Faker is a long standing project developed to provide 'mock'data in a number of languages.
The main project page can be found here: https://pypi.org/project/Faker/
Every provider has a main method that you can use to demostrate the functionality of that provider.
We wanted to develop a mock data service and chose Faker as a pattern to deliver the general purpose aspects of mock data generation for the project. Moving on we have build a number of providers which extend the vanilla Faker with more generators.
All of the data you see in this project is completely open sourced and is included in the references section below.
All the addresses are real addresses sourced from the land registry via the web site below.
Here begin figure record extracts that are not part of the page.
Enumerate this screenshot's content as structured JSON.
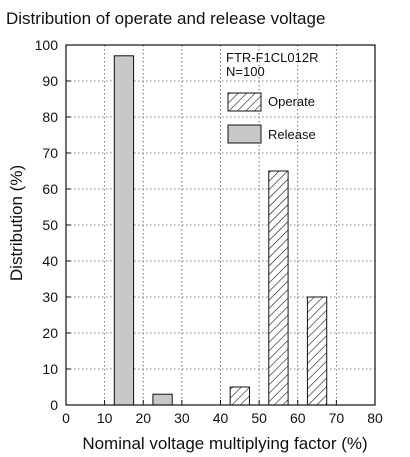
{
  "chart_data": {
    "type": "bar",
    "title": "Distribution of operate and release voltage",
    "xlabel": "Nominal voltage multiplying factor (%)",
    "ylabel": "Distribution (%)",
    "xlim": [
      0,
      80
    ],
    "ylim": [
      0,
      100
    ],
    "x_ticks": [
      "0",
      "10",
      "20",
      "30",
      "40",
      "50",
      "60",
      "70",
      "80"
    ],
    "y_ticks": [
      "0",
      "10",
      "20",
      "30",
      "40",
      "50",
      "60",
      "70",
      "80",
      "90",
      "100"
    ],
    "grid": true,
    "legend_position": "top-right",
    "annotation": [
      "FTR-F1CL012R",
      "N=100"
    ],
    "series": [
      {
        "name": "Operate",
        "pattern": "hatched",
        "bars": [
          {
            "x_start": 42.5,
            "x_end": 47.5,
            "value": 5
          },
          {
            "x_start": 52.5,
            "x_end": 57.5,
            "value": 65
          },
          {
            "x_start": 62.5,
            "x_end": 67.5,
            "value": 30
          }
        ]
      },
      {
        "name": "Release",
        "color": "#c8c8c8",
        "bars": [
          {
            "x_start": 12.5,
            "x_end": 17.5,
            "value": 97
          },
          {
            "x_start": 22.5,
            "x_end": 27.5,
            "value": 3
          }
        ]
      }
    ]
  }
}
This has the advantage of providing data where the fields are releated, for instance the postcode and the street name match. However the telephone numbers are random.
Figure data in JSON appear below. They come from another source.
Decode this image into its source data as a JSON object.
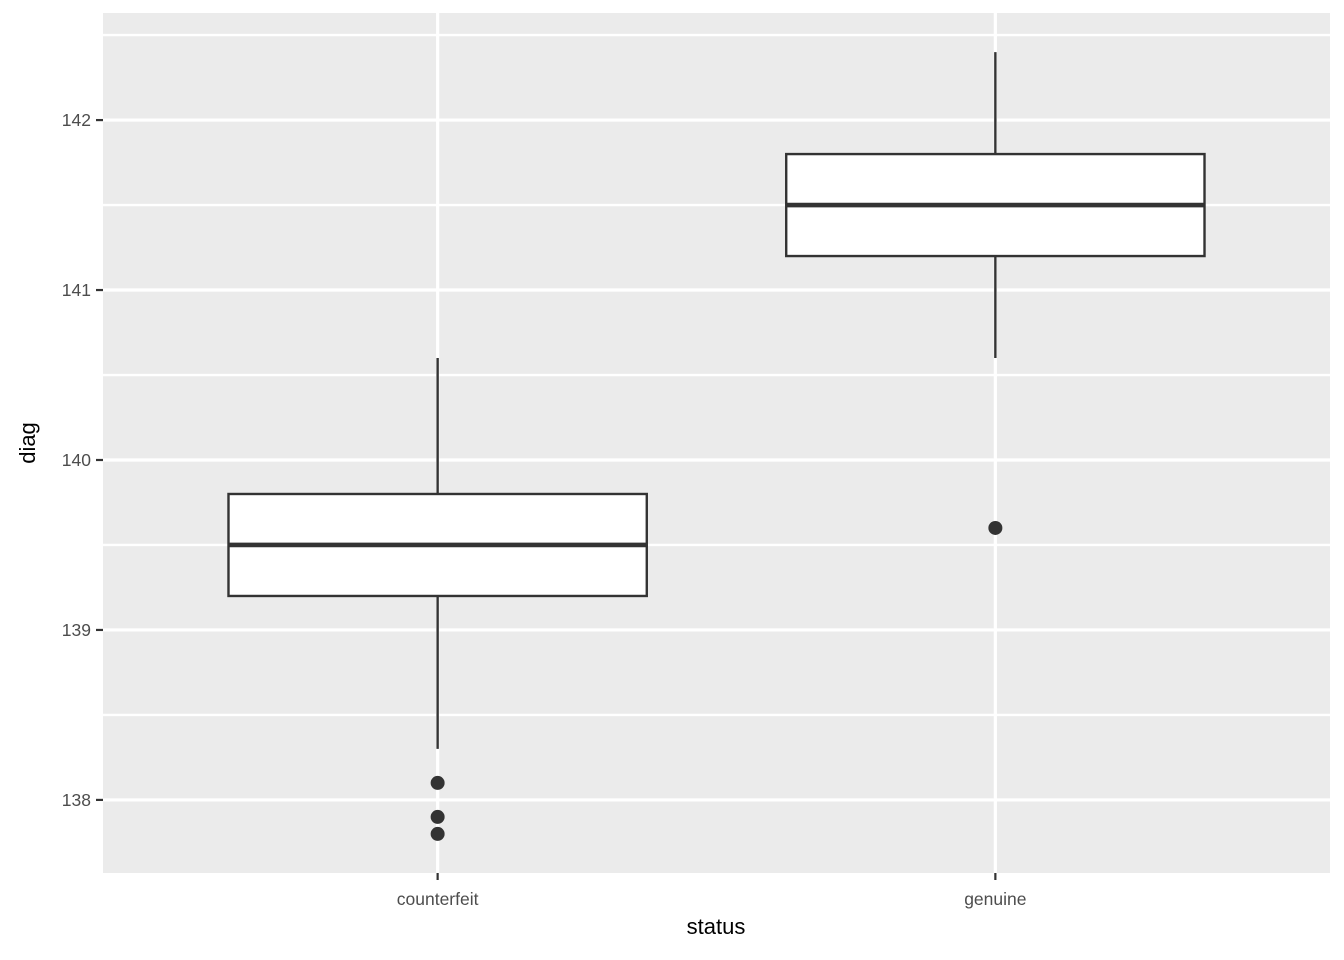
{
  "figure": {
    "background": "#FFFFFF",
    "panel_background": "#EBEBEB",
    "grid_color": "#FFFFFF",
    "box_stroke": "#333333",
    "box_fill": "#FFFFFF",
    "outlier_color": "#333333",
    "tick_mark_color": "#333333",
    "tick_label_color": "#4D4D4D",
    "axis_title_color": "#000000"
  },
  "chart_data": {
    "type": "boxplot",
    "title": "",
    "xlabel": "status",
    "ylabel": "diag",
    "categories": [
      "counterfeit",
      "genuine"
    ],
    "ylim": [
      137.57,
      142.63
    ],
    "y_major_ticks": [
      138,
      139,
      140,
      141,
      142
    ],
    "y_minor_ticks": [
      138.5,
      139.5,
      140.5,
      141.5,
      142.5
    ],
    "grid": true,
    "legend": "none",
    "series": [
      {
        "category": "counterfeit",
        "lower_whisker": 138.3,
        "q1": 139.2,
        "median": 139.5,
        "q3": 139.8,
        "upper_whisker": 140.6,
        "outliers": [
          138.1,
          137.9,
          137.8
        ]
      },
      {
        "category": "genuine",
        "lower_whisker": 140.6,
        "q1": 141.2,
        "median": 141.5,
        "q3": 141.8,
        "upper_whisker": 142.4,
        "outliers": [
          139.6
        ]
      }
    ]
  }
}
https://www.fakeaddressgenerator.com/UK_Real_Random_Address
The country data is a combination of a number of ISO data sources for country codes descriptions and most importantly languages spoken in those countries. There are normally anomalies in this data which have been removed by deleting them which does mean the list if not complete but for the case of mock data this was not deemed as an important factor.
https://www.iso.org/iso-3166-country-codes.html https://www.iso.org/iso-639-language-codes.html
Device data was sourced from the web site below and is based on UK sales data.
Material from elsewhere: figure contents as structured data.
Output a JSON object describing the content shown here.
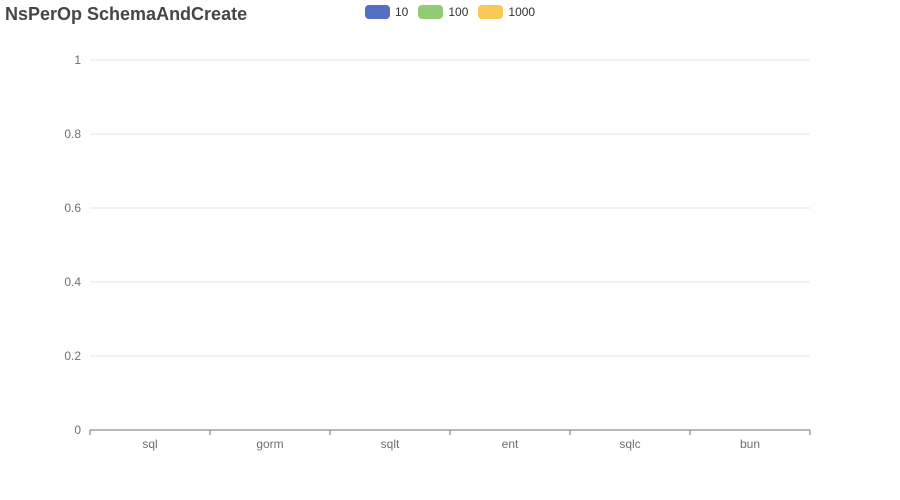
{
  "chart_data": {
    "type": "bar",
    "title": "NsPerOp SchemaAndCreate",
    "xlabel": "",
    "ylabel": "",
    "categories": [
      "sql",
      "gorm",
      "sqlt",
      "ent",
      "sqlc",
      "bun"
    ],
    "series": [
      {
        "name": "10",
        "color": "#5470c6",
        "values": [
          null,
          null,
          null,
          null,
          null,
          null
        ]
      },
      {
        "name": "100",
        "color": "#91cc75",
        "values": [
          null,
          null,
          null,
          null,
          null,
          null
        ]
      },
      {
        "name": "1000",
        "color": "#fac858",
        "values": [
          null,
          null,
          null,
          null,
          null,
          null
        ]
      }
    ],
    "ylim": [
      0,
      1
    ],
    "yticks": [
      "0",
      "0.2",
      "0.4",
      "0.6",
      "0.8",
      "1"
    ],
    "grid": true,
    "legend_position": "top"
  }
}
https://gs.statcounter.com/vendor-market-share/mobile/united-kingdom/2019
The financial institutions list is a very short extraction of the full list available in the UK and their short codes. This list probably needs to be extended.
Hobbies and their take up in the UK was sourced from Harris Poll data here.
https://assets.publishing.service.gov.uk/government/uploads/system/uploads/attachment_data/file/866851/1_January_2020_SPS.xlsx https://en.wikipedia.org/wiki/Royal_Navy_other_rank_insignia
The ONS publishes statistics on occupations.
Vehicle data is interesting. It is real data which was gathered from an open source roadside survey.
The file was processed to capture just the information about the vehicle itself. We used this route because
gathering information about make and models of vehicles, in particular historical
data, is quite difficult as there is no UK body that holds this data. Such information
is available in the US if needed.
There are many open sources for this data for instance the one below. We did not source market percentages.
https://www.finder.com/uk/car-insurance/a-to-z-list
Again this is easily sourced from the internet.
https://en.wikipedia.org/wiki/Home_Office_radio
We have a huge number of other providers which are all statistics based rather than routed in real data items. All these statistics were sourced from the internet and can probably be disputed in terms of accuracy. Where possible UK specific statistics were used. Note that we have NOT provided any other country specific data at this point.
Several providers use random data based on a pattern expression. For instance driving license generation of passport numbers.